Als ich am Donnerstag, den 6. Februar 2014 um 18 Uhr den Fraktionsvorstandssaal der CDU/CSU im Deutschen Bundestag betrete, weiß ich sofort, dass ich im richtigen Raum bin: Ein Beamer wirft das Thema der bevorstehenden Podiumsdiskussion an die Wand: "Politik für die Netzgesellschaft – Wie gestalten wir unsere digitale Zukunft?". Passend dazu liegt vor fast jedem der Anwesenden ein Laptop oder zumindest ein Smartphone auf dem Tisch. Als ich mich dazusetze, bin ich ein wenig nervös. Zum Schreiben habe ich heute nämlich bloß Kugelschreiber und Notizbuch dabei. Demonstrativ lege ich mein Smartphone daneben.

Die Podiumsdiskussion findet als Auftaktveranstaltung der Tagung "Kommunikationspolitik und Medienregulierung in der digitalen Gesellschaft" statt. Organisiert wird die Veranstaltung unter anderem vom Institut für Publizistik- und Kommunikationswissenschaft der Freien Universität Berlin. Ich selbst bin natürlich auch als Studentin der Kommunikationswissenschaft gekommen, aber vor allem als Teil der besagten Netzgesellschaft.

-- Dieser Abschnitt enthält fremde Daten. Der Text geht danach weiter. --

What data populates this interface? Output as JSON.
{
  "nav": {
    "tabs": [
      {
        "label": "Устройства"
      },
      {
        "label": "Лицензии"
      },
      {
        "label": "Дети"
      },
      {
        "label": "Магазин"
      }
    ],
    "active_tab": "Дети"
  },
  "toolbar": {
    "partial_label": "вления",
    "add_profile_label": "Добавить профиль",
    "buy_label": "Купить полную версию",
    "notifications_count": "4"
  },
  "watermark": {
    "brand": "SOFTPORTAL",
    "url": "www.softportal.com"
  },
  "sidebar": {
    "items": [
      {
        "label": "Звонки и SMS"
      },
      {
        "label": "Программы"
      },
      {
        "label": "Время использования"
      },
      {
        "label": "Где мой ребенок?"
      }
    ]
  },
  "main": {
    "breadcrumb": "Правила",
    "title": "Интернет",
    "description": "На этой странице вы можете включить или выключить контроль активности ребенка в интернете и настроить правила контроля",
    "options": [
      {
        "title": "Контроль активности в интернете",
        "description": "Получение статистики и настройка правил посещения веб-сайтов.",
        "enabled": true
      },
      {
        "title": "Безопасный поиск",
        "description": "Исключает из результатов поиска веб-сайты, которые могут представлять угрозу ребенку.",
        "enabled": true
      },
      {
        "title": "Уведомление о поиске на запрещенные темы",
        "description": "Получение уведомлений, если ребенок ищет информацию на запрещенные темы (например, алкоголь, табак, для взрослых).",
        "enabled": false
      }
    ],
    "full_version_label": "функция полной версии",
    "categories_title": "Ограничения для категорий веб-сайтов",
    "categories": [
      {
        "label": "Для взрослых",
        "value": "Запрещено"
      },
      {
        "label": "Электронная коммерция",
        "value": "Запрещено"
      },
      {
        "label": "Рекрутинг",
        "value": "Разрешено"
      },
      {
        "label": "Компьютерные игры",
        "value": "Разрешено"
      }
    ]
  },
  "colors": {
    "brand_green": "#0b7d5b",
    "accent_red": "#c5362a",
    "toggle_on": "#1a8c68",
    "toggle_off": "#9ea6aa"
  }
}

Denn obwohl ich mich jeden Tag fast wie selbstverständlich im Internet bewege, habe ich mir über die politischen Fragen, die sich aus den unbegrenzten Möglichkeiten des WorldWideWeb ergeben, noch nie wirklich Gedanken gemacht.

Auf dem Podium nehmen nach und nach die Teilnehmer der Diskussion Platz. Dr. Simon Weiß ist als Vertreter der Piratenpartei erschienen, Burkhard Dregger vertritt als Netzpolitischer Sprecher die CDU-Fraktion. Der Kommunikationswissenschaftler Dr. Carsten Brosda, der auch gleichzeitig im Hamburger Landrat sitzt, ist anwesend, sowie Dr. Joachim Bühler als Vertreter der Geschäftsleitung von Bitkom und der Netzaktivist Markus Beckedahl, der die Internetseite netzpolitik.org betreibt. In der Mitte sitzt der Kommunikationswissenschaftler Prof. Dr. Gerhard Vowe, der die Diskussion moderiert.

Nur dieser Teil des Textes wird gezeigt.